I’m guessing the majority of Saturday’s Glasgow RSNO audience would have found the first half of this programme hard going. Not so much because of Brahms’ super-intensive Double Concerto (for violin and cello), which in itself is an exhaustive but highly satisfying listen, but because it was paired with another double concerto, by the equally intense Wolfgang Rihm, whose music (and there’s masses of it) can often be hard to digest.
The RSNO with Mira Wang and Jan Vogler, Glasgow Royal Concert Hall ***
The latter was written for the evening’s soloists, husband-and-wife team Mira Wang and Jan Vogler, whose performance, with the RSNO under Peter Oundjian, was as meticulous and cerebral as the music. There is a coldness in this work, however: a relentless torrent of notes whose own unyielding energy defeats itself.
Wang and Vogler found something of the nostalgic modernism that echoes Berg, but is never quite so emotive.

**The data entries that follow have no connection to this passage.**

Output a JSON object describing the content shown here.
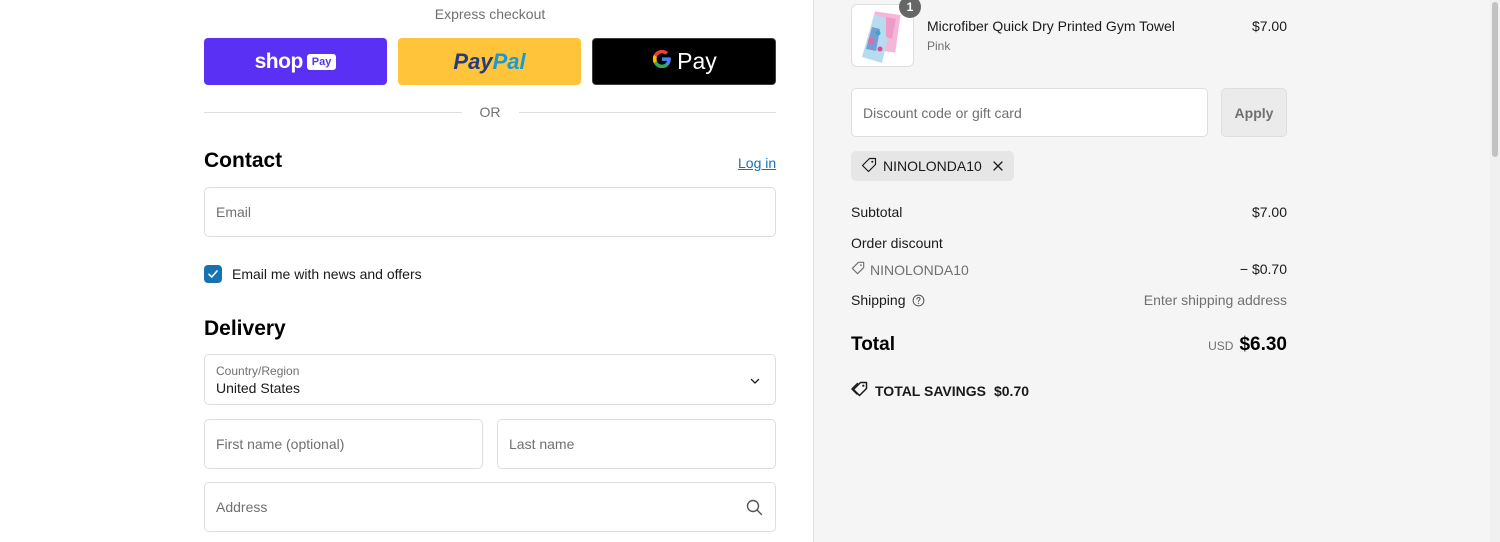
{
  "express": {
    "title": "Express checkout",
    "shop_pay": {
      "word": "shop",
      "badge": "Pay"
    },
    "paypal": {
      "part1": "Pay",
      "part2": "Pal"
    },
    "gpay": {
      "g": "G",
      "word": "Pay"
    },
    "divider": "OR"
  },
  "contact": {
    "title": "Contact",
    "login_label": "Log in",
    "email_placeholder": "Email",
    "newsletter_label": "Email me with news and offers",
    "newsletter_checked": true
  },
  "delivery": {
    "title": "Delivery",
    "country_label": "Country/Region",
    "country_value": "United States",
    "first_name_placeholder": "First name (optional)",
    "last_name_placeholder": "Last name",
    "address_placeholder": "Address"
  },
  "order": {
    "item": {
      "name": "Microfiber Quick Dry Printed Gym Towel",
      "variant": "Pink",
      "price": "$7.00",
      "quantity": "1"
    },
    "discount_placeholder": "Discount code or gift card",
    "apply_label": "Apply",
    "applied_code": "NINOLONDA10",
    "subtotal_label": "Subtotal",
    "subtotal_value": "$7.00",
    "order_discount_label": "Order discount",
    "discount_code": "NINOLONDA10",
    "discount_value": "− $0.70",
    "shipping_label": "Shipping",
    "shipping_value": "Enter shipping address",
    "total_label": "Total",
    "total_currency": "USD",
    "total_value": "$6.30",
    "savings_label": "TOTAL SAVINGS",
    "savings_value": "$0.70"
  },
  "colors": {
    "shop_pay": "#5a31f4",
    "paypal": "#ffc439",
    "gpay": "#000000",
    "link": "#1773b0",
    "sidebar_bg": "#f5f5f5"
  }
}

I wonder, too, if Oundjian could have unearthed more expressive nuances in what came over as a dry, unfeeling score.
The Brahms concerto injected some much-needed warmth, and in its later stages, particularly the gypsy-flavoured finale, we saw something of the spark that exists between this duo, Vogler’s deep-driven passion teasingly offset by Wang’s clinical precision.
If the first half contained too much of the same thing, the second brought complete respite. After the premiere of Benjamin Rimmer’s hazily atmospheric Pathway (a short 25th birthday commission by Classic FM), Beethoven’s “Pastoral” Symphony produced the most polished performance of the evening: thoughtful, colourful and stimulating.